Step-by-Step: From Bushel to Jar
Here is a practical guide to processing your bushel efficiently. Having a system makes the work go faster, especially when you have a large quantity.
1. Gathering Supplies
Before you get your beans, make sure you have everything ready. You don’t want to be running to the store mid-can. You’ll need:
- Canning jars, quarts (plan for 16-20, plus a few extras)
- New lids and clean rings
- A pressure canner (green beans are low-acid and MUST be pressure canned for safety)
- A large pot for blanching (if hot packing)
- Clean towels, jar lifter, funnel, bubble remover
- Salt for canning (optional)
2. Preparing the Beans
Wash the beans thoroughly in cool water. Snap or cut off the stem ends and remove any strings. Decide on your style—whole, snaps, or French-cut. Keep them in a bowl of cold water to stay crisp while you work through the bushel.
3. Packing the Jars
You have two safe, tested options: Raw Pack or Hot Pack.
- Raw Pack: Tightly pack the raw beans into hot jars. Leave 1-inch headspace. Add 1/2 teaspoon of canning salt per quart if desired. Cover with boiling water, keeping the 1-inch headspace.
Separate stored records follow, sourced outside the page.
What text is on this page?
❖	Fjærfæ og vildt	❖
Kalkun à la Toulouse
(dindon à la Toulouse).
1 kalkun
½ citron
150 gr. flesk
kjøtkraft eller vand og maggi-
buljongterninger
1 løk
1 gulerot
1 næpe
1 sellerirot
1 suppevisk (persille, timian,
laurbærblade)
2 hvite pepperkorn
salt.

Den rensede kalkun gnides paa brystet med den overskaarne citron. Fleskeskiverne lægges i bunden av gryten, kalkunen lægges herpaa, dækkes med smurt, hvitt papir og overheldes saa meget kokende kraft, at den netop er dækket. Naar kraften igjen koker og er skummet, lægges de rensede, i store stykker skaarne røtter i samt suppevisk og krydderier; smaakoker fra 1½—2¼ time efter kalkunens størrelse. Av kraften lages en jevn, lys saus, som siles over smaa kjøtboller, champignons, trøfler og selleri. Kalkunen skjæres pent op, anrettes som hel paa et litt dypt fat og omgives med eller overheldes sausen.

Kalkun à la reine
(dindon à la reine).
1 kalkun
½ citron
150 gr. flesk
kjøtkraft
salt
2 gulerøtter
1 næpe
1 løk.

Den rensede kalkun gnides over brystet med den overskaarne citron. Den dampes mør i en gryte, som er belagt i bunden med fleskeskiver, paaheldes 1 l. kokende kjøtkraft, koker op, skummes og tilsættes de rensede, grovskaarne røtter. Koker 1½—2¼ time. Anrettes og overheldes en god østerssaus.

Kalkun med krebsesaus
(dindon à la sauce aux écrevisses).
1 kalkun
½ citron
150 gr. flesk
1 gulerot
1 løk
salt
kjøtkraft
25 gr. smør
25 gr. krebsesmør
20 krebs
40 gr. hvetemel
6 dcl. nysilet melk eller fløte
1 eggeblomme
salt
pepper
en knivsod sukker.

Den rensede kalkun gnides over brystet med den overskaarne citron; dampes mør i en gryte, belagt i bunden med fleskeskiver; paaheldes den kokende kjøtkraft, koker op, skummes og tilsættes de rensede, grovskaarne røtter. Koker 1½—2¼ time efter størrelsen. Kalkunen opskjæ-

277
- Hot Pack (often recommended): Cover beans in boiling water and boil for 5 minutes. Pack the hot beans into hot jars, leaving 1-inch headspace. Cover with the boiling cooking liquid, again maintaining headspace.
Remove air bubbles with a tool, wipe the jar rims, apply lids and rings fingertip-tight.
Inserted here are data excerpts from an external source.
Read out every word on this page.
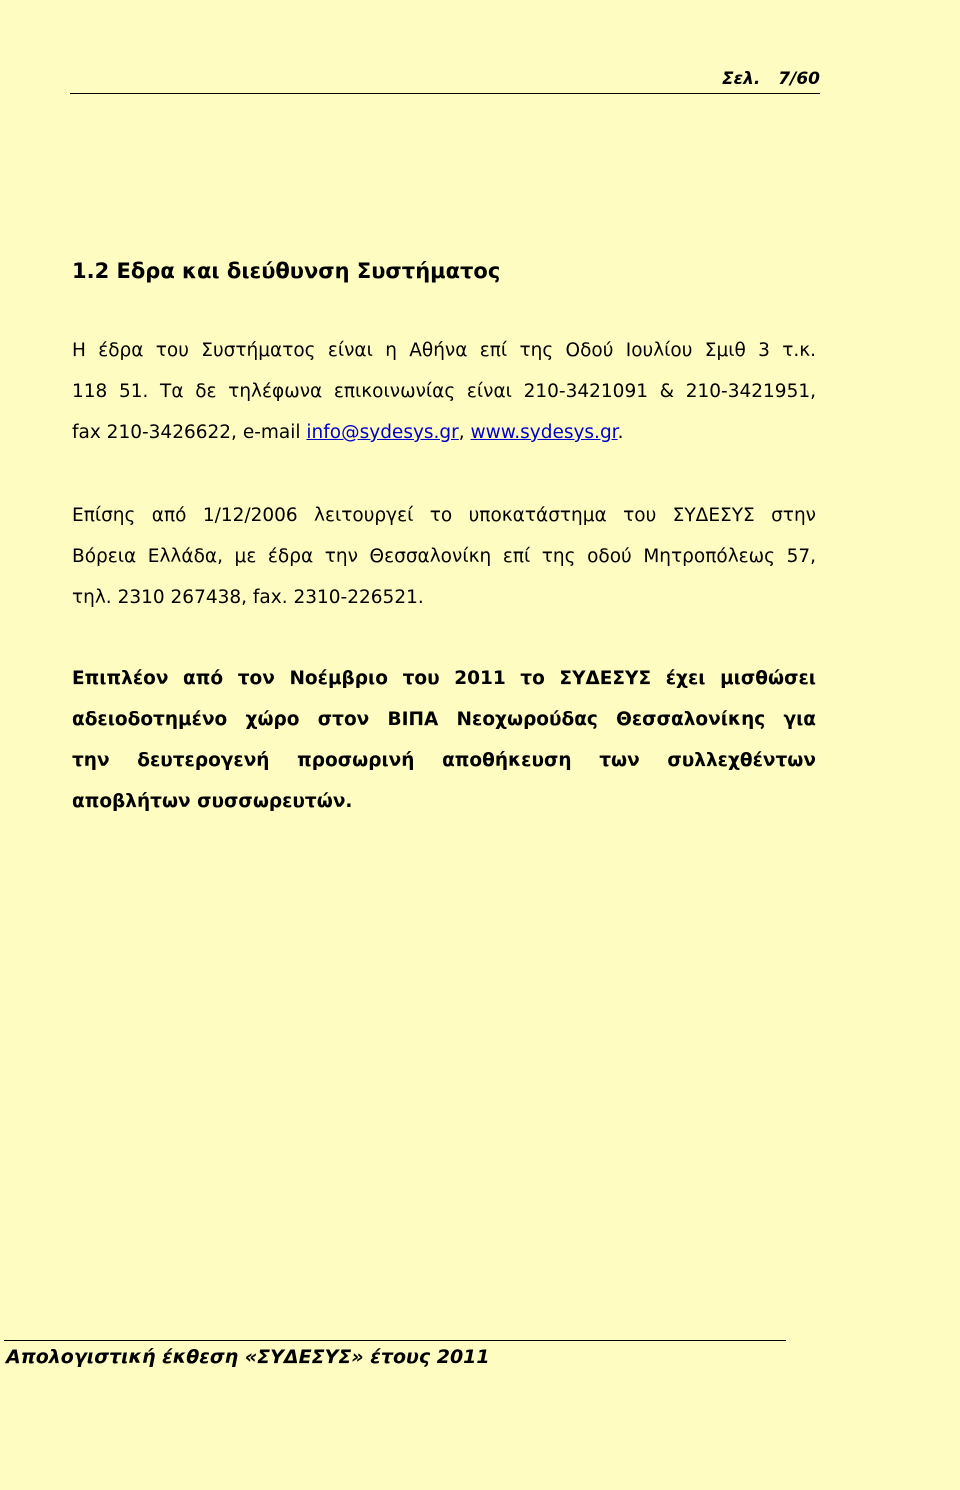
Σελ. 7/60
1.2 Εδρα και διεύθυνση Συστήματος
Η έδρα του Συστήματος είναι η Αθήνα επί της Οδού Ιουλίου Σμιθ 3 τ.κ.
118 51. Τα δε τηλέφωνα επικοινωνίας είναι 210-3421091 & 210-3421951,
fax 210-3426622, e-mail info@sydesys.gr, www.sydesys.gr.
Επίσης από 1/12/2006 λειτουργεί το υποκατάστημα του ΣΥΔΕΣΥΣ στην
Βόρεια Ελλάδα, με έδρα την Θεσσαλονίκη επί της οδού Μητροπόλεως 57,
τηλ. 2310 267438, fax. 2310-226521.
Επιπλέον από τον Νοέμβριο του 2011 το ΣΥΔΕΣΥΣ έχει μισθώσει
αδειοδοτημένο χώρο στον ΒΙΠΑ Νεοχωρούδας Θεσσαλονίκης για
την δευτερογενή προσωρινή αποθήκευση των συλλεχθέντων
αποβλήτων συσσωρευτών.
Απολογιστική έκθεση «ΣΥΔΕΣΥΣ» έτους 2011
4. Processing in the Pressure Canner
Follow your pressure canner’s manual. Generally, for quarts, process at 10 pounds pressure (adjust for altitude):
- 20 minutes for pints.
- 25 minutes for quarts.
Let the canner depressurize naturally, then wait 10 more minutes before opening. Remove jars, cool undisturbed for 24 hours, check seals, label, and store.
FAQ: Your Canning Questions Answered
How many pounds of green beans are in a bushel?
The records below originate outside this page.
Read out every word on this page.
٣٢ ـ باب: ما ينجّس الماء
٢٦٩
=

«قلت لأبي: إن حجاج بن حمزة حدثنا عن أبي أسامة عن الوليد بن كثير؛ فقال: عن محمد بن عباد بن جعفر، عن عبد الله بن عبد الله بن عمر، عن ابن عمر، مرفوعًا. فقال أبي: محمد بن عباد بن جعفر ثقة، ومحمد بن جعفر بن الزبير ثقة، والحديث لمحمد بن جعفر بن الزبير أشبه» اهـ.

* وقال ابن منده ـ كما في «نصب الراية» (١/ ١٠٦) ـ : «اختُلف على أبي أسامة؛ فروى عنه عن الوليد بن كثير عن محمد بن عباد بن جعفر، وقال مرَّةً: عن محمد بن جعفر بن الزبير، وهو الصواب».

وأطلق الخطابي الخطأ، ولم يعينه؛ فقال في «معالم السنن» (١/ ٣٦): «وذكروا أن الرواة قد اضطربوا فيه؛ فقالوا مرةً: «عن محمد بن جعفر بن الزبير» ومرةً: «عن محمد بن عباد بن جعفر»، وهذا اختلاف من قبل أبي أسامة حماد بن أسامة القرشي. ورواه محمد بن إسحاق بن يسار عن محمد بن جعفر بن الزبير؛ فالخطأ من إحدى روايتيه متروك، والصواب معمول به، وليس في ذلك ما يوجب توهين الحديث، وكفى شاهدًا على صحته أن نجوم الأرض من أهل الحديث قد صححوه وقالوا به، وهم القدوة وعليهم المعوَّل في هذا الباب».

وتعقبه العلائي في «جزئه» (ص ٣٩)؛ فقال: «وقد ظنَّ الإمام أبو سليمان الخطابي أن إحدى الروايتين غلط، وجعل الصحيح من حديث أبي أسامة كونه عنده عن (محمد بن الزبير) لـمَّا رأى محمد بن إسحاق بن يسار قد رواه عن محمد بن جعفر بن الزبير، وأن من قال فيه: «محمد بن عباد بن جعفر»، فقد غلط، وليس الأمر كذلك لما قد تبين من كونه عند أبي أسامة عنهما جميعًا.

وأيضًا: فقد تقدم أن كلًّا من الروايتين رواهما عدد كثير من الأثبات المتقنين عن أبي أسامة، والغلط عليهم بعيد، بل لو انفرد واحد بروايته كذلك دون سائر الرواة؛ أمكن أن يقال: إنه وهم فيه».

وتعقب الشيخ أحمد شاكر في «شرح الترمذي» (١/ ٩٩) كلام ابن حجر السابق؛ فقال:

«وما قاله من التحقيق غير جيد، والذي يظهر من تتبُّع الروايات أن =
There are approximately 30 pounds of green beans in a bushel. This is the standard weight measure used by most farmers and markets.
How many pint jars does a bushel yield?
Since a quart holds 2 pints, you can expect roughly 24 to 40 pints from a bushel. Most people find they get between 30 and 36 pint jars, depending on the same factors that affect quart yield.
Can I use a water bath canner for green beans?
No. Green beans are a low-acid vegetable. Canning them safely requires the higher temperatures acheived only in a pressure canner to prevent the risk of botulism. This is a critical safety rule.
Why did my yield seem lower than expected?
If you ended up with fewer quarts, it’s likely due to preparation waste or a loose pack in the jars. Older beans, a preference for whole beans, or using the raw pack method can all reduce the number of jars you fill. It’s not uncommon for your first big canning session to have a learning curve.
How should I store my canned green beans?
Store your sealed jars in a cool, dark, dry place. A basement or pantry cupboard is ideal. Properly canned beans will maintain best quality for about one year, though they remain safe much longer as long as the seal is intact.
Tips for a Successful Canning Day
Canning a bushel is a commitment of time and energy. These tips will help it go smoothly.
- Don’t go it alone: Invite a friend or family member to help with the snapping and chatting. The work goes much faster.
- Work in batches: You don’t have to do the entire bushel at once. Prepare and can in manageable batches over a day or two, keeping unprocessed beans refrigerated.
- Stay organized: Clear your workspace and set up an assembly line: washing, trimming, cutting, packing, canning.
- Always use tested recipes: For safety, only use guidelines from reputable sources like the National Center for Home Food Preservation or your county extension office.
Knowing how many quarts of green beans in a bushel you’ll get takes the guesswork out of your planning. With this knowledge, you can approach your canning day with a clear plan, ensuring you have enough of that delicious, home-preserved goodness to last until next season’s harvest. Remember, every bushel and every canner is a little different, so note your own yields for even better planning next year.